Manufacturing. Serial is bringing big tech software automation to traditional manufacturers, who are still using legacy systems, spreadsheets, or paper forms.
Real estate. Homeflow is a digital insurance brokerage for large real estate investors to purchase and manage insurance portfolios in a single place. Propify, the “Plaid for commercial real estate”, provides a unified API for commercial real estate property management. BidSight is modernizing project management for real estate developers.
Financial services. Hadrius is the “AI SEC Compliance Autopilot” for financial firms, automating compliance program and flag compliance failures for review.
Car wash.

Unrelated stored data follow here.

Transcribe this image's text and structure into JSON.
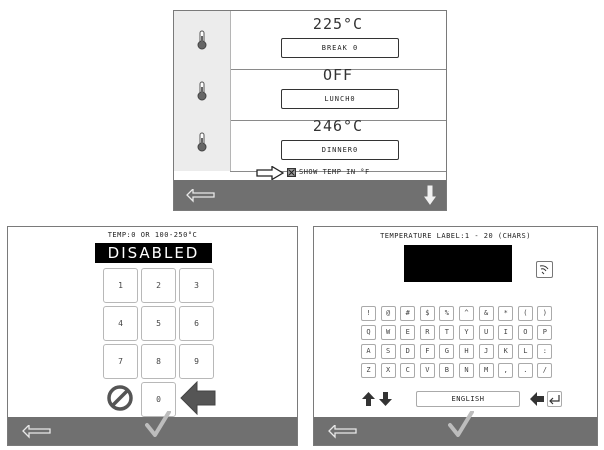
{
  "top": {
    "rows": [
      {
        "temp": "225°C",
        "label": "BREAK 0"
      },
      {
        "temp": "OFF",
        "label": "LUNCH0"
      },
      {
        "temp": "246°C",
        "label": "DINNER0"
      }
    ],
    "show_temp_label": "SHOW TEMP IN °F"
  },
  "numpad": {
    "header": "TEMP:0 OR 100-250°C",
    "display": "DISABLED",
    "keys": [
      "1",
      "2",
      "3",
      "4",
      "5",
      "6",
      "7",
      "8",
      "9"
    ],
    "zero": "0"
  },
  "keyboard": {
    "header": "TEMPERATURE LABEL:1 - 20 (CHARS)",
    "rows": [
      [
        "!",
        "@",
        "#",
        "$",
        "%",
        "^",
        "&",
        "*",
        "(",
        ")"
      ],
      [
        "Q",
        "W",
        "E",
        "R",
        "T",
        "Y",
        "U",
        "I",
        "O",
        "P"
      ],
      [
        "A",
        "S",
        "D",
        "F",
        "G",
        "H",
        "J",
        "K",
        "L",
        ":"
      ],
      [
        "Z",
        "X",
        "C",
        "V",
        "B",
        "N",
        "M",
        ",",
        ".",
        "/"
      ]
    ],
    "language": "ENGLISH"
  },
  "colors": {
    "bar": "#707070",
    "cell": "#ececec",
    "screen": "#000000"
  },
  "icons": [
    "thermometer-icon",
    "back-arrow-icon",
    "down-arrow-icon",
    "checkmark-icon",
    "cancel-icon",
    "backspace-arrow-icon",
    "wireless-icon",
    "shift-up-icon",
    "shift-down-icon",
    "enter-icon",
    "pointer-arrow-icon"
  ]
}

FlexWash, the “operating system for the car wash industry”, helps owners manage customer data, track operations, and grow revenues.
Productivity and other
Other YC W23 startups focused on productivity, legal, and management functions for workers or companies.
Slide decks. Rollstack allows teams to automatically create and update slide decks from BI tools or data warehouses.
Workflows. Layup is an AI-powered workflow creation tool for small to medium enterprises, enabling employees to complete entire workflows with one command. Versori provides enterprise integration and workflow automation, starting with retail and e-commerce.
Contracts. Common Paper, the “SAFE for commercial contracts”, provides standard open source contracts for tech startups.
Coworking. FlexDesk helps companies manage their spend on coworking spaces, by replacing underutilized office leases with pay per lease program.
Goals. Stellar is the system of record for company-wide goals, synchronizing goals across departments and notifying executives about risks.
Conclusion
According to Y Combinator, 4% of companies in recent YC batches become $1B+ companies, implying that there are 11 possible unicorns in the YC W23 batch of 265 companies. It will be exciting to see which companies continue to gain momentum and scale over the coming quarters and years. Many congratulations again from Wing to the entire YC W23 cohort.